Actualmente, los tribunales suelen fijar un tiempo límite para las pensiones compensatorias entre cónyuges tras una separación o divorcio. Sin embargo, las pensiones antiguas que no tenían límite se consideran indefinidas, a menos que las circunstancias cambien.
Algunas razones pueden hacer que se termine este derecho, incluso si no hay límite temporal. Por ejemplo, si la persona que recibe la pensión mejora económicamente, se casa de nuevo o empieza a vivir en pareja con otra persona. También se debate si recibir bienes al repartirse la sociedad de gananciales puede ser motivo para acabar la pensión, porque podría mejorar la situación del beneficiario.

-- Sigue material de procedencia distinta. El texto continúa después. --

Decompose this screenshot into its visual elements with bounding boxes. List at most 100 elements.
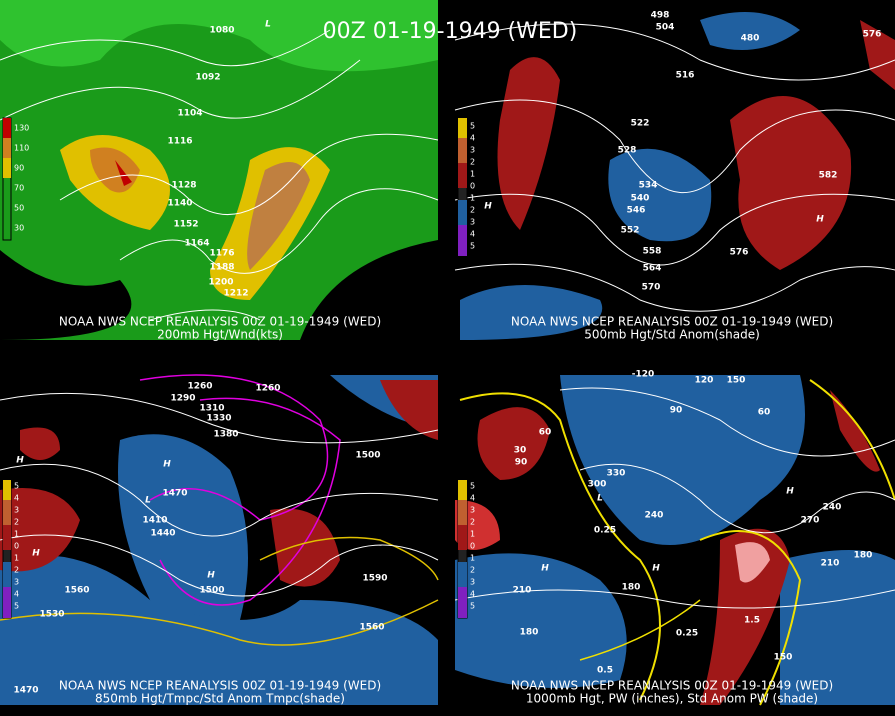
legend-label: 5 [470, 482, 475, 491]
contour-label: 576 [730, 248, 749, 258]
legend-label: 3 [14, 506, 19, 515]
legend-label: 0 [14, 542, 19, 551]
contour-label: 90 [670, 406, 683, 416]
contour-label: 0.25 [676, 629, 698, 639]
panel-1000mb [454, 375, 895, 706]
panel-caption: 200mb Hgt/Wnd(kts) [157, 328, 283, 342]
legend-label: 30 [14, 224, 24, 233]
contour-label: 30 [514, 446, 527, 456]
legend-label: 1 [470, 554, 475, 563]
contour-label: 552 [621, 226, 640, 236]
contour-label: 1560 [64, 586, 89, 596]
legend-label: 2 [470, 518, 475, 527]
legend-label: 1 [470, 194, 475, 203]
legend-label: 70 [14, 184, 24, 193]
contour-label: 1500 [199, 586, 224, 596]
contour-label: 1188 [209, 263, 234, 273]
contour-label: 1152 [173, 220, 198, 230]
contour-label: H [163, 460, 171, 470]
contour-label: 180 [854, 551, 873, 561]
legend-label: 4 [470, 230, 475, 239]
legend-label: 3 [14, 578, 19, 587]
contour-label: 1140 [167, 199, 192, 209]
contour-label: 1176 [209, 249, 234, 259]
legend-label: 5 [470, 602, 475, 611]
contour-label: L [597, 494, 603, 504]
contour-label: 1310 [199, 404, 224, 414]
legend-label: 2 [14, 518, 19, 527]
panel-caption: 500mb Hgt/Std Anom(shade) [584, 328, 760, 342]
contour-label: 564 [643, 264, 662, 274]
legend-label: 5 [14, 482, 19, 491]
legend-label: 50 [14, 204, 24, 213]
legend-label: 1 [470, 530, 475, 539]
contour-label: 1092 [195, 73, 220, 83]
source-label: NOAA NWS NCEP REANALYSIS 00Z 01-19-1949 … [511, 315, 833, 329]
contour-label: 90 [515, 458, 528, 468]
contour-label: 1470 [162, 489, 187, 499]
source-label: NOAA NWS NCEP REANALYSIS 00Z 01-19-1949 … [511, 679, 833, 693]
legend-label: 130 [14, 124, 29, 133]
legend-label: 4 [14, 494, 19, 503]
legend-label: 0 [470, 542, 475, 551]
contour-label: 210 [821, 559, 840, 569]
legend-label: 0 [470, 182, 475, 191]
contour-label: 60 [539, 428, 552, 438]
legend-label: 110 [14, 144, 29, 153]
panel-200mb [0, 0, 439, 340]
contour-label: 1380 [213, 430, 238, 440]
legend-label: 1 [14, 554, 19, 563]
contour-label: 180 [622, 583, 641, 593]
contour-label: 0.25 [594, 526, 616, 536]
contour-label: 1128 [171, 181, 196, 191]
legend-label: 4 [470, 134, 475, 143]
contour-label: 480 [741, 34, 760, 44]
contour-label: 0.5 [597, 666, 613, 676]
source-label: NOAA NWS NCEP REANALYSIS 00Z 01-19-1949 … [59, 315, 381, 329]
contour-label: 546 [627, 206, 646, 216]
contour-label: 516 [676, 71, 695, 81]
legend-label: 5 [470, 242, 475, 251]
contour-label: 1164 [184, 239, 209, 249]
contour-label: 330 [607, 469, 626, 479]
contour-label: 576 [863, 30, 882, 40]
legend-label: 4 [14, 590, 19, 599]
panel-500mb [454, 0, 895, 340]
legend-label: 3 [470, 218, 475, 227]
contour-label: 210 [513, 586, 532, 596]
contour-label: 558 [643, 247, 662, 257]
contour-label: 180 [520, 628, 539, 638]
contour-label: 1410 [142, 516, 167, 526]
panel-850mb [0, 374, 439, 705]
contour-label: 60 [758, 408, 771, 418]
contour-label: 540 [631, 194, 650, 204]
contour-label: 1560 [359, 623, 384, 633]
contour-label: 240 [823, 503, 842, 513]
map-title: 00Z 01-19-1949 (WED) [323, 19, 578, 44]
contour-label: -120 [632, 370, 655, 380]
contour-label: 1590 [362, 574, 387, 584]
source-label: NOAA NWS NCEP REANALYSIS 00Z 01-19-1949 … [59, 679, 381, 693]
contour-label: 534 [639, 181, 658, 191]
contour-label: 1530 [39, 610, 64, 620]
contour-label: 1260 [187, 382, 212, 392]
contour-label: H [652, 564, 660, 574]
contour-label: 1500 [355, 451, 380, 461]
contour-label: 1200 [208, 278, 233, 288]
legend-label: 5 [470, 122, 475, 131]
legend-label: 2 [470, 206, 475, 215]
contour-label: 1330 [206, 414, 231, 424]
contour-label: L [145, 496, 151, 506]
contour-label: 528 [618, 146, 637, 156]
contour-label: 300 [588, 480, 607, 490]
legend-label: 5 [14, 602, 19, 611]
contour-label: L [265, 20, 271, 30]
contour-label: H [484, 202, 492, 212]
contour-label: H [32, 549, 40, 559]
contour-label: 150 [774, 653, 793, 663]
contour-label: 570 [642, 283, 661, 293]
legend-label: 3 [470, 506, 475, 515]
contour-label: H [207, 571, 215, 581]
contour-label: 1212 [223, 289, 248, 299]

Sin embargo, este motivo no siempre se aplica de forma automática. Aunque se repartan los bienes, puede seguir existiendo desigualdad económica, por ejemplo, por problemas de salud o dificultades para encontrar trabajo.
De hecho, una sentencia de la Audiencia Provincial de Asturias (16 de julio de 2025) revocó una reducción de la pensión justamente por este motivo: la persona beneficiaria seguía enferma, necesitaba ayuda diaria y su discapacidad había aumentado. Por tanto, la Audiencia consideró que no había habido un cambio suficiente en las circunstancias y mantuvo la pensión como estaba.
En este sentido la sentencia de la Audiencia establece que:
“... tal y como propugna la parte apelante, no hay propiamente alteración de circunstancias y debe mantenerse lo resuelto en su día con acogida del recurso y desestimación de la demanda”.